We have a threefold mission. First, we provide quality risk-based care though our clinical program. When we see a new patient, we develop a plan for screening, surveillance, and prevention that takes into account risks based on the cancer for which a patient was treated, what therapies were used, genetic predispositions, lifestyle behaviors, and any other health conditions he or she may have. Then we see each patient every 6 to 12 months to monitor his or her health. Our clinical team includes two nurse practitioners, a social worker, and a psychologist.
Second, we investigate the healthcare needs and problems of pediatric cancer survivors. We do that through our research here and collaboratively through the CCSS and the Children’s Oncology Group, a 240-institution clinical trials consortium that is supported by the NCI.

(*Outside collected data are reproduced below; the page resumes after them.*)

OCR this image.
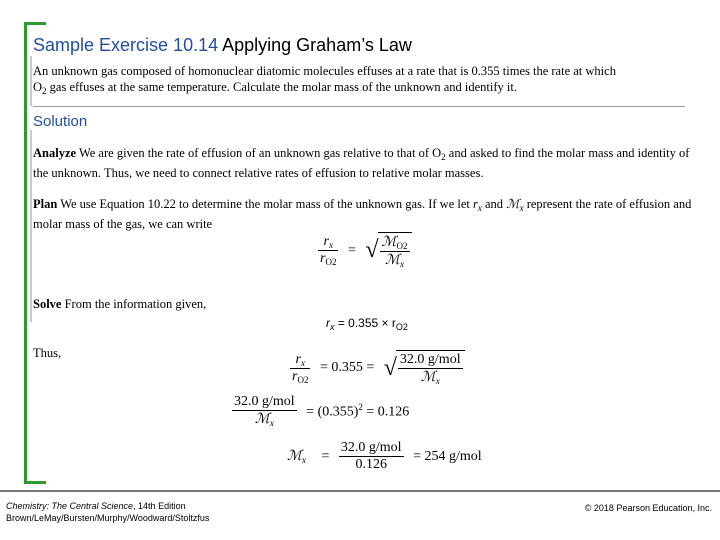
Sample Exercise 10.14 Applying Graham’s Law
An unknown gas composed of homonuclear diatomic molecules effuses at a rate that is 0.355 times the rate at which
$O_2$ gas effuses at the same temperature. Calculate the molar mass of the unknown and identify it.
Solution
Analyze We are given the rate of effusion of an unknown gas relative to that of $O_2$ and asked to find the molar mass and identity of the unknown. Thus, we need to connect relative rates of effusion to relative molar masses.
Plan We use Equation 10.22 to determine the molar mass of the unknown gas. If we let $r_x$ and ℳ$_x$ represent the rate of effusion and molar mass of the gas, we can write
$\frac{r_x}{r_{O2}}$ = √ $\frac{ℳ_{O2}}{ℳ_x}$
Solve From the information given,
$r_x = 0.355 \times r_{O2}$
Thus,	$\frac{r_x}{r_{O2}} = 0.355$ = √ $\frac{\text{32.0 g/mol}}{ℳ_x}$
$\frac{\text{32.0 g/mol}}{ℳ_x} = (0.355)^2 = 0.126$
ℳ$_x$ = $\frac{\text{32.0 g/mol}}{0.126} = 254$ g/mol
Chemistry: The Central Science, 14th Edition
Brown/LeMay/Bursten/Murphy/Woodward/Stoltzfus
© 2018 Pearson Education, Inc.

For example, we currently have a study that is assessing cardiovascular risk in adult survivors of childhood leukemia. In addition, we are studying ways to increase the rate of breast cancer screening in women who have had chest radiation for the treatment of Hodgkin’s disease. This is particularly important because about one of five women treated with chest radiation during their childhood or adolescent years will be diagnosed with breast cancer by the time she is 45.
In another study for which Dr. Sklar and I recently received funding, we will work with the Memorial Sloan Kettering pediatric and adult bone marrow transplant services to explore why women who have been treated for leukemia with total body irradiation and a bone marrow transplant often develop diabetes or cholesterol problems.
Finally, we’re working to improve the delivery of information about this population to healthcare professionals nationally and to educate survivors about their risks.
The most personally rewarding part of what I do is the face-to-face contact I have with young men and women who have survived treatment for childhood cancer and who understand that although they may face health problems there are ways we can work together to reduce the seriousness of some of these problems — for example, identifying heart disease before someone has a heart attack or diagnosing breast cancer early.
It is also very gratifying to work in a world-class cancer center with oncologists and other cancer specialists who are at the top of their fields. We all have the same goal — to cure cancer while maximizing the health of the survivor.